There may not be a great alternative to this risk, but awareness is a good place to start.  Or, if you’re big enough to have the requisite clout, ask your cloud-hosting vendors how often they undergo an ITSM audit, and to share the results of the most recent one.

Just because the root cause of the CloudStrike mess was bad patch management, that doesn’t mean patch management is the only poorly implemented ITSM practice that can create vulnerabilities.

Greg says:

I’ve been hearing concerns in multiple organizations from people who work remotely, whether “remote” is a branch office or home office.

The complaints? That remote colleagues are missing out on important conversations that only happen in hallways, company break rooms, or around the foosball table.

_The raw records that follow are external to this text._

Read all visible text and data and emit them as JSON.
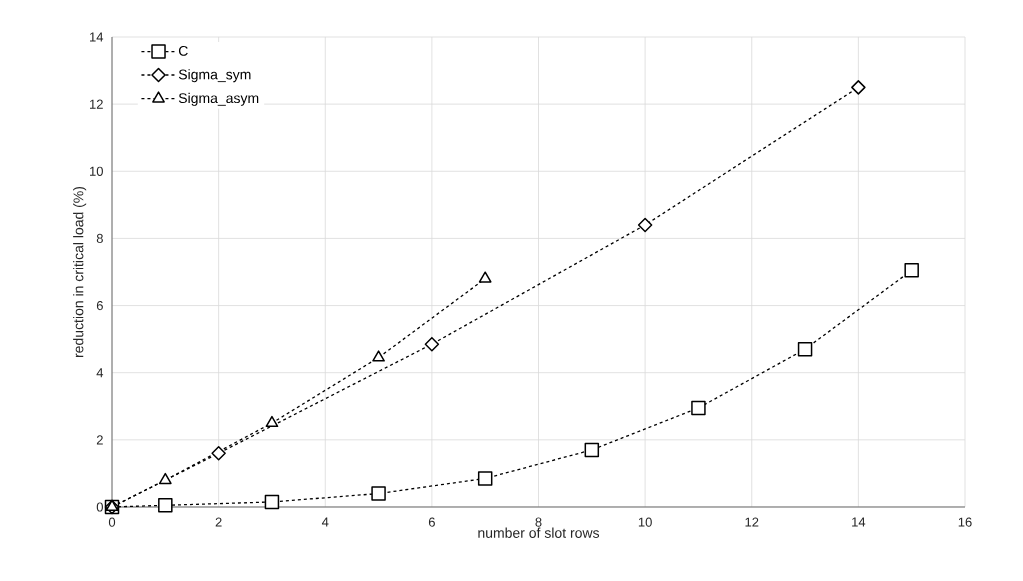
{
  "chart_data": {
    "type": "line",
    "xlabel": "number of slot rows",
    "ylabel": "reduction in critical load (%)",
    "xlim": [
      0,
      16
    ],
    "xticks": [
      0,
      2,
      4,
      6,
      8,
      10,
      12,
      14,
      16
    ],
    "ylim": [
      0,
      14
    ],
    "yticks": [
      0,
      2,
      4,
      6,
      8,
      10,
      12,
      14
    ],
    "grid": true,
    "legend": "top left",
    "line_style": "dashed",
    "series": [
      {
        "name": "C",
        "color": "#000000",
        "marker": "square",
        "x": [
          0,
          1,
          3,
          5,
          7,
          9,
          11,
          13,
          15
        ],
        "values": [
          0,
          0.05,
          0.15,
          0.4,
          0.85,
          1.7,
          2.95,
          4.7,
          7.05
        ]
      },
      {
        "name": "Sigma_sym",
        "color": "#000000",
        "marker": "diamond",
        "x": [
          0,
          2,
          6,
          10,
          14
        ],
        "values": [
          0,
          1.6,
          4.85,
          8.4,
          12.5
        ]
      },
      {
        "name": "Sigma_asym",
        "color": "#000000",
        "marker": "triangle",
        "x": [
          0,
          1,
          3,
          5,
          7
        ],
        "values": [
          0,
          0.8,
          2.5,
          4.45,
          6.8
        ]
      }
    ]
  }
}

Looking through the looking glass, there’s a managerial aspect of the situation, which, perhaps surprisingly, constitutes a breakdown of the old RACI chart (if you aren’t familiar with the framework, it’s an account of who does what on all project tasks – who performs work (Responsible); who decides something (Accountable); who influences (Consulted); and who cares (Informed; except for when the “I” stands for “Ignored”).

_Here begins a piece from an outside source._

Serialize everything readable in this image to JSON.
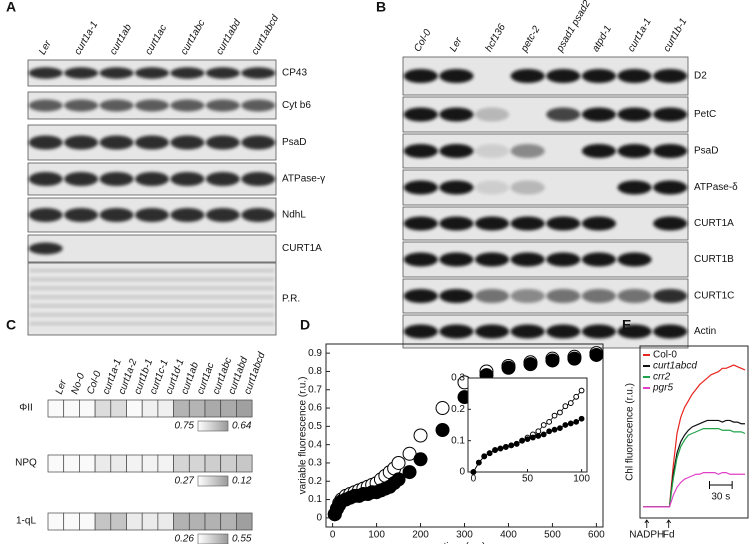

Virtualizing the workforce has revealed that RACI is no longer complete, and probably never was. RACI, as it turns out, is limited to a transactional view of employee interrelationships: Many project decisions are made “around the water cooler,” beyond the reach of project task assignments. To manage well we need another “I” – “Informal.”

 

 Bob says:

Maybe this is just a tangent, but one of the great leadership challenges virtualizing the workforce creates is that “What employees want” is only exceeded in its fogginess by “What management wants.”

As you point out, employees miss the watercooler effect and all the related socializing, informal brainstorming and so on that remote work has left behind. At the same time they like the convenience of not having to commute to a centralized office.

Meanwhile, managers want to be able to establish a consistent business culture – a goal already made difficult in a branch office situation even before Remote Work became a thing – while also keeping management/employee interactions relational rather than deteriorating into a purely transactional mode.

And while they want all of this, this they want to keep their workforce happy with their work situation.

So fess up, Greg. You manage people. How do you handle, and encourage them to handle, the growing gap separating the addition of Zoom to the missing RACI entry?

 

Greg says:

To be honest, there doesn’t seem to be a magic bullet–yet.   What seems to be the best solution so far is regular, face to face interactions, where people get these watercooler interactions that they need.  When technology has been tried, such as tablet based virtual telepresence robots or collaborative smart boards, they generally end up collecting dust.  When Google tried to replicate the sense of being in a room and working together to solve a problem, they ultimately gave up.

I am cautiously optimistic that AI tools will help us sift through the communications and help us find those important nuggets of information that lead  to feeling  “Consulted” and “Informed”.

 

Bob says:

I keep wondering if some of the solution is as prosaic as the Surface Pro stylus, coupled with a decently intuitive White Board app, along with sufficient training in its use, plus leader commitment to actually using it. The goal is to replicate the chemistry of a bunch of people in a room together, surrounded by whiteboards and fully charged Dry Erase markers.

Or am I just engaging in optimism bias, with a generous dose of wishful thinking?